Friday, April 11, 2008

Madonna Hard Candy

Pete Paphides
London Times April 8, 2008
Seemingly eager to relieve herself from the pressure of being imitated at every turn, Madonna’s 11th studio album finds her deploying a coterie of producers – Timbaland, Danja, Pharrell Williams – who have, in varying combinations, already done the same thing with Nelly Furtado, Britney Spears and Gwen Stefani. Naturally, this being Madonna, she has already filed the riposte before you made the criticism. On She’s Not Me, she makes the point that however any other woman attempts to match her, they don’t have the advantage of being Madonna.
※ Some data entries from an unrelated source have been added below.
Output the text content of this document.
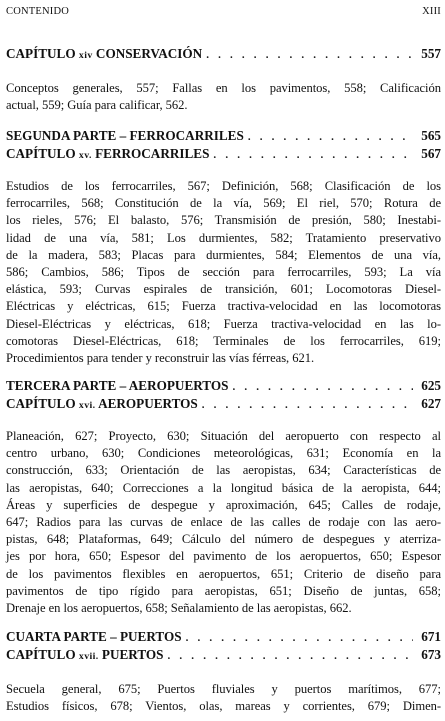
CONTENIDO	XIII
CAPÍTULO xiv CONSERVACIÓN . . .	557

Conceptos generales, 557; Fallas en los pavimentos, 558; Calificación
actual, 559; Guía para calificar, 562.

SEGUNDA PARTE – FERROCARRILES . . .	565
CAPÍTULO xv. FERROCARRILES . . .	567

Estudios de los ferrocarriles, 567; Definición, 568; Clasificación de los
ferrocarriles, 568; Constitución de la vía, 569; El riel, 570; Rotura de
los rieles, 576; El balasto, 576; Transmisión de presión, 580; Inestabi-
lidad de una vía, 581; Los durmientes, 582; Tratamiento preservativo
de la madera, 583; Placas para durmientes, 584; Elementos de una vía,
586; Cambios, 586; Tipos de sección para ferrocarriles, 593; La vía
elástica, 593; Curvas espirales de transición, 601; Locomotoras Diesel-
Eléctricas y eléctricas, 615; Fuerza tractiva-velocidad en las locomotoras
Diesel-Eléctricas y eléctricas, 618; Fuerza tractiva-velocidad en las lo-
comotoras Diesel-Eléctricas, 618; Terminales de los ferrocarriles, 619;
Procedimientos para tender y reconstruir las vías férreas, 621.

TERCERA PARTE – AEROPUERTOS . . .	625
CAPÍTULO xvi. AEROPUERTOS . . .	627

Planeación, 627; Proyecto, 630; Situación del aeropuerto con respecto al
centro urbano, 630; Condiciones meteorológicas, 631; Economía en la
construcción, 633; Orientación de las aeropistas, 634; Características de
las aeropistas, 640; Correcciones a la longitud básica de la aeropista, 644;
Áreas y superficies de despegue y aproximación, 645; Calles de rodaje,
647; Radios para las curvas de enlace de las calles de rodaje con las aero-
pistas, 648; Plataformas, 649; Cálculo del número de despegues y aterriza-
jes por hora, 650; Espesor del pavimento de los aeropuertos, 650; Espesor
de los pavimentos flexibles en aeropuertos, 651; Criterio de diseño para
pavimentos de tipo rígido para aeropistas, 651; Diseño de juntas, 658;
Drenaje en los aeropuertos, 658; Señalamiento de las aeropistas, 662.

CUARTA PARTE – PUERTOS . . .	671
CAPÍTULO xvii. PUERTOS . . .	673

Secuela general, 675; Puertos fluviales y puertos marítimos, 677;
Estudios físicos, 678; Vientos, olas, mareas y corrientes, 679; Dimen-
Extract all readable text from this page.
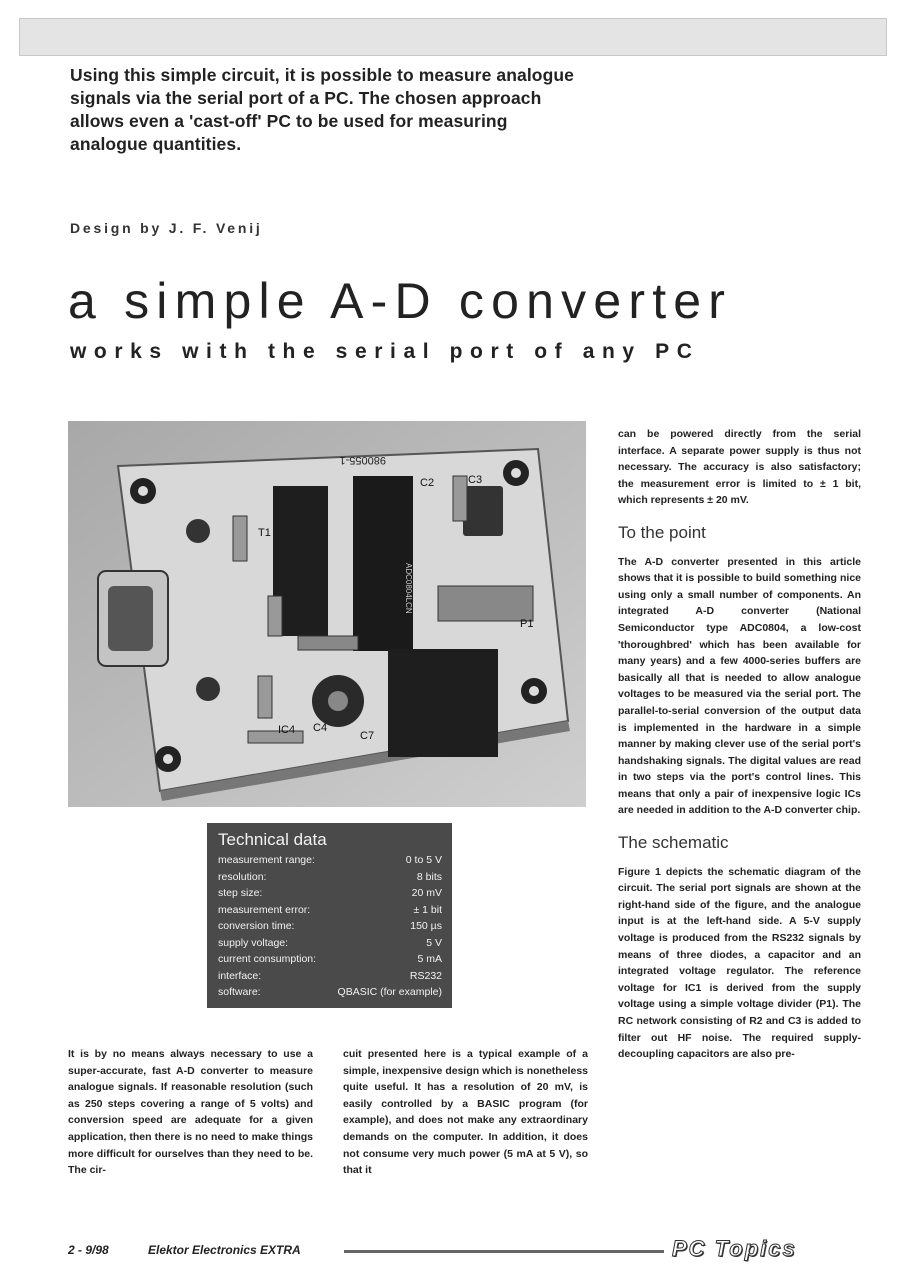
Using this simple circuit, it is possible to measure analogue signals via the serial port of a PC. The chosen approach allows even a 'cast-off' PC to be used for measuring analogue quantities.
Design by J. F. Venij
a simple A-D converter
works with the serial port of any PC
980055-1
T1
C2	C3
C4
C7
IC4
P1
ADC0804LCN
Technical data
measurement range:	0 to 5 V
resolution:	8 bits
step size:	20 mV
measurement error:	± 1 bit
conversion time:	150 µs
supply voltage:	5 V
current consumption:	5 mA
interface:	RS232
software:	QBASIC (for example)

It is by no means always necessary to use a super-accurate, fast A-D converter to measure analogue signals. If reasonable resolution (such as 250 steps covering a range of 5 volts) and conversion speed are adequate for a given application, then there is no need to make things more difficult for ourselves than they need to be. The cir-

cuit presented here is a typical example of a simple, inexpensive design which is nonetheless quite useful. It has a resolution of 20 mV, is easily controlled by a BASIC program (for example), and does not make any extraordinary demands on the computer. In addition, it does not consume very much power (5 mA at 5 V), so that it

can be powered directly from the serial interface. A separate power supply is thus not necessary. The accuracy is also satisfactory; the measurement error is limited to ± 1 bit, which represents ± 20 mV.

To the point

The A-D converter presented in this article shows that it is possible to build something nice using only a small number of components. An integrated A-D converter (National Semiconductor type ADC0804, a low-cost 'thoroughbred' which has been available for many years) and a few 4000-series buffers are basically all that is needed to allow analogue voltages to be measured via the serial port. The parallel-to-serial conversion of the output data is implemented in the hardware in a simple manner by making clever use of the serial port's handshaking signals. The digital values are read in two steps via the port's control lines. This means that only a pair of inexpensive logic ICs are needed in addition to the A-D converter chip.

The schematic

Figure 1 depicts the schematic diagram of the circuit. The serial port signals are shown at the right-hand side of the figure, and the analogue input is at the left-hand side. A 5-V supply voltage is produced from the RS232 signals by means of three diodes, a capacitor and an integrated voltage regulator. The reference voltage for IC1 is derived from the supply voltage using a simple voltage divider (P1). The RC network consisting of R2 and C3 is added to filter out HF noise. The required supply-decoupling capacitors are also pre-

2 - 9/98	Elektor Electronics EXTRA	PC Topics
So, what’s the song like? Well, it’s like roughly two thirds of Hard Candy – a sequenced avalanche of beats in the sonic centre ground that, in the olden days, used to be occupied by tunes. Far from being a problem, that’s how some of the most exciting pop music is assembled these days. Madonna’s instinct for a killer tune has pushed producers such as Stuart Price, Mirwais and William Orbit to career peaks. Given time here, Incredible and the Kanye West-assisted Beat Goes On will scrub up alongside some of her best – especially the latter’s nods to Detroit techno at its poppermost. Justin Timberlake cameos on the new single 4 Minutes and three other songs, including the immediately excellent Miles Away – a collision of acoustic downstrokes and feverishly jaunty rhythm that verges on reggae. When the songs work, it doesn’t much matter that Madonna is blazing a fourth-hand trail. After 25 years of reinvention, we can surely cut her slack in that department. But on Dance 2Night, She’s Not Me and Give It 2 Me, what surprises is how deferential Madonna is to her collaborators. Even the album’s showstopping ballad, The Devil Wouldn’t Recognise You succumbs to a default mode of vast beats.